Why it matters: These huge carbon emitters are looking to speed deployment of renewables and electric vehicles, and China is a huge producer of low-cost equipment.
- But officials on both sides of the Atlantic are also keen to boost domestic climate tech industries.
Catch up quick: European Union officials on Wednesday announced higher tariffs, up to 38%, on Chinese-made EVs.
- It comes just weeks after the White House announced 100% tariffs on China's battery-powered models.
- Chinese EVs have yet to gain a real beachhead in the U.S., while in contrast China's exports to Europe have surged in recent years.
- They reached one-fifth of European EV sales last year, by one estimate.
The big picture: The new penalties are part of wider efforts to diversify EV supply chains away from China, including critical minerals and batteries.

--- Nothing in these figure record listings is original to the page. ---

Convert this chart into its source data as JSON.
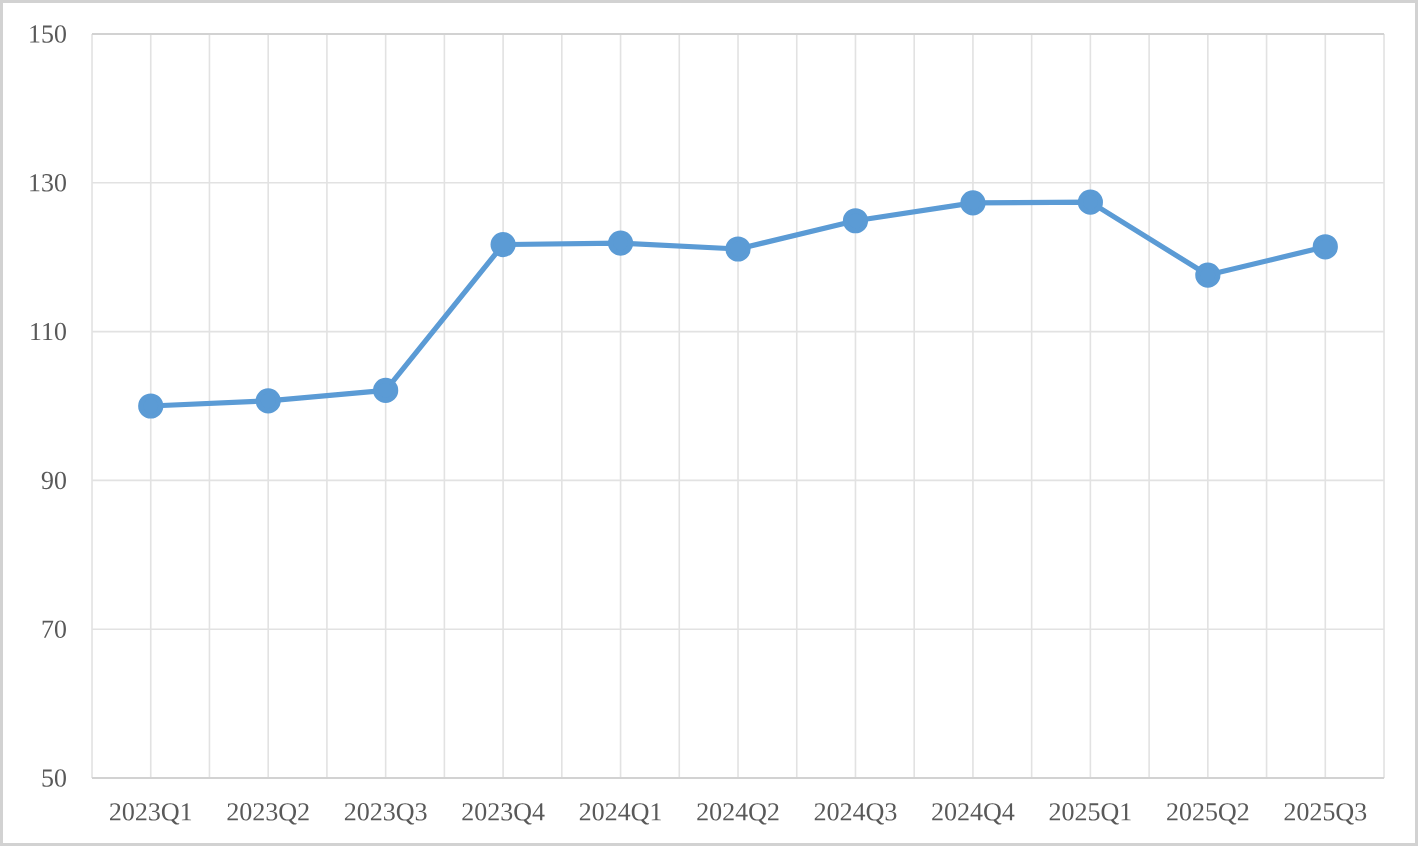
{
  "chart_data": {
    "type": "line",
    "categories": [
      "2023Q1",
      "2023Q2",
      "2023Q3",
      "2023Q4",
      "2024Q1",
      "2024Q2",
      "2024Q3",
      "2024Q4",
      "2025Q1",
      "2025Q2",
      "2025Q3"
    ],
    "series": [
      {
        "color": "#5b9bd5",
        "values": [
          100.0,
          100.7,
          102.1,
          121.7,
          121.9,
          121.1,
          124.9,
          127.3,
          127.4,
          117.6,
          121.4
        ]
      }
    ],
    "ylim": [
      50,
      150
    ],
    "yticks": [
      50,
      70,
      90,
      110,
      130,
      150
    ],
    "grid": true,
    "marker": "circle",
    "line_style": "solid"
  }
}
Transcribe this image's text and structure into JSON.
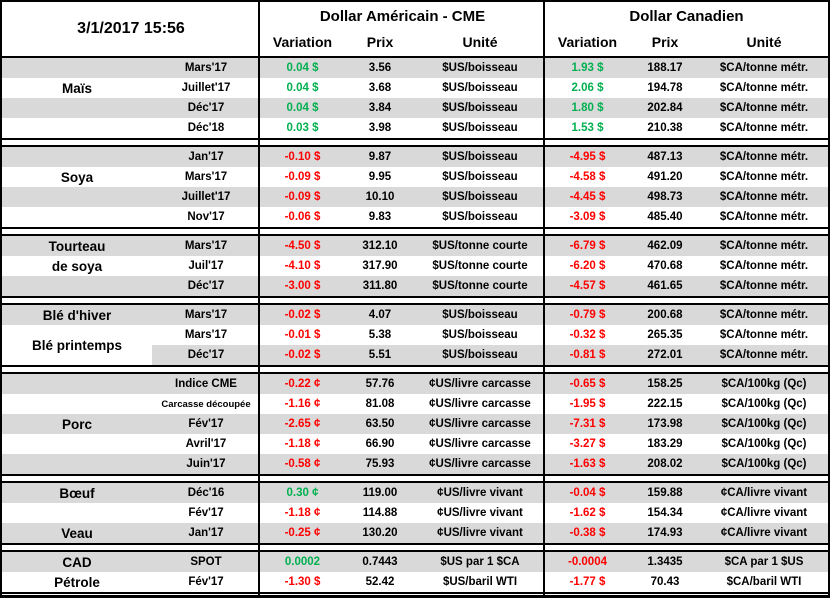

What we're watching: Analysts are tracking whether trade friction affects EV sales growth, which has recently slowed in key markets.
- "Tariffs and further protectionist measures could slow down global EV adoption in the near term," research firm BloombergNEF said in a new report.
The intrigue: The European Commission said China's major EV subsidies "unduly hurt the EU industry and ultimately undermine" the energy transition.
- U.S. officials have similarly argued that diversified supply chains ultimately make it easier to meet climate goals.
What they're saying: The Atlantic Council's Joseph Webster said the EU's tariffs "appear aimed at incentivizing Chinese inward investment within the EU, not cutting out China from supply chains."
- "[I]f Chinese automakers site production facilities within the EU, the disruption to emission targets could be minimal," he said via email.